We've been through this merger for a year and a half, so we feel as though we're now mature, at least in terms of some of the coordinated activities we have.
We still have distinct divisions. We have a convention and meetings division; we have a sports and entertainment division; and now we've created a third, which is a special events division that really captures all of the different partnerships we have.
Even when we don't host an event ourselves, we still make strategic investments and partnerships. A good example is the National Cherry Blossom Festival. We have a marketing partnership with the festival and are a major sponsor. It's a huge event in the spring with about 1 million visitors, half of which are from outside the DC area. The event has a huge economic impact for us.
What are customers looking for with conventions? Have you seen any changes?
It's all about value with our customers, more so than ever before. In my estimation, there's less of a subjective process from our customers when it comes to selecting a destination and more about how much value objectively they can get when they hold their event here.
Traditionally, we basically act as a host, but we collectively, as a destination, are really trying to roll up our sleeves and help our customers market their events to make sure they get the attendees they want. Any way we can add value, we're going to try to help our customers because their success is our success. We want them to come back.
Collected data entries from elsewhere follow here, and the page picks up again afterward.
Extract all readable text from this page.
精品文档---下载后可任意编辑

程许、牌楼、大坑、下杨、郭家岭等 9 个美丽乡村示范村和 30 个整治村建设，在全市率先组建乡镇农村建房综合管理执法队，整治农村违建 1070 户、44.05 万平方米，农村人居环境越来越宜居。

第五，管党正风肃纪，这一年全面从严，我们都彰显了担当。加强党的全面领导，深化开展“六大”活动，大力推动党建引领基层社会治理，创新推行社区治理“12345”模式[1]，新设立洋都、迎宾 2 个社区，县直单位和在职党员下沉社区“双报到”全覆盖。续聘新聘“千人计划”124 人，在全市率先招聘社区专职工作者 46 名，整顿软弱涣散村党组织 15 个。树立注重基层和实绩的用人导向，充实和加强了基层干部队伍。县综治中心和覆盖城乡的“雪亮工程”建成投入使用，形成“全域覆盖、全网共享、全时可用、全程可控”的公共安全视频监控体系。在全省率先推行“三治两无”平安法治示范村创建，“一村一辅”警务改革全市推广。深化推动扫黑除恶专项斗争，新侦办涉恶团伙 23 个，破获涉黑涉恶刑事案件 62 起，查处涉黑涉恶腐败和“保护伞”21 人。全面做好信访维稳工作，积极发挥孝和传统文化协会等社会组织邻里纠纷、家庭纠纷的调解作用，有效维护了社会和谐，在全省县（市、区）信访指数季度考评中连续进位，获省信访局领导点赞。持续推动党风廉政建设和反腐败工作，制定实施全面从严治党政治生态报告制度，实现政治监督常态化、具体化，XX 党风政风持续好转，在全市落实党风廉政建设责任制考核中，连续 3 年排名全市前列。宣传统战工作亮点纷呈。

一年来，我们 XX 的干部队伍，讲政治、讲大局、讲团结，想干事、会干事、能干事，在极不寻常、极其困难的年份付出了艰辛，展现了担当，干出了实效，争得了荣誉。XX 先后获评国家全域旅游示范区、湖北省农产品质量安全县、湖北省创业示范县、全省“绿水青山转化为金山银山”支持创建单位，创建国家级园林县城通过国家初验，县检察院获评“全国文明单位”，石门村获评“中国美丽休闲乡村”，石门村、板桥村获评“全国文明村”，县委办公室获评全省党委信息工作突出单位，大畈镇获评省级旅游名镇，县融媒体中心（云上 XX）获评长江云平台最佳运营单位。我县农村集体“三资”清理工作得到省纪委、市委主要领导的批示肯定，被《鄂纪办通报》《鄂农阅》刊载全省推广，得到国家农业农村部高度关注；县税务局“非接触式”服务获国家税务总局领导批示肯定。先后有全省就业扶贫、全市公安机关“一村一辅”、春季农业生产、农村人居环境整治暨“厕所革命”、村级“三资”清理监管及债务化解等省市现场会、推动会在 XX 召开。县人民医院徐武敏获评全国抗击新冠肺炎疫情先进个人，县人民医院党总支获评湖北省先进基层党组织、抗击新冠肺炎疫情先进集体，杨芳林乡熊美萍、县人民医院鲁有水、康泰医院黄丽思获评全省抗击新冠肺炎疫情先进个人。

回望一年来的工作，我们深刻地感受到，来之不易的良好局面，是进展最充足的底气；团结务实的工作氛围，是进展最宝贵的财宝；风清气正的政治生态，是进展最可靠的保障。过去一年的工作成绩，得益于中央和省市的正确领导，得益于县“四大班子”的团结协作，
You've just hosted the Fancy Food Show, which attracted more than 20,000 convention attendees. What are some other priorities on the convention side of the business?
Our current focus on internationals is very important to us. Destination DC, as our marketing arm, has done a great job of focusing on the international leisure side, but something we haven't focused on was the international convention business. We've made an investment through Destination DC to build that infrastructure and start attracting that business.
Or example, we recently signed a joint marketing agreement with Visit Brussels. Brussels is very similar to Washington, DC, because it is the capital of the EU and there are a ton of international associations based in the city. Washington is the capital of the US, home of the federal government, and has more than 2,500 associations based here. We will go to trade shows together. When we go to Brussels they will set up meetings and dinners with their customers and we will do the same when they come here.
On the leisure side, we also signed an agreement with Rome specifically targeting things that will help attract more leisure business for both cities. Signage on government building or signs on taxi cabs and buses are the types of things we can exchange to help market each city.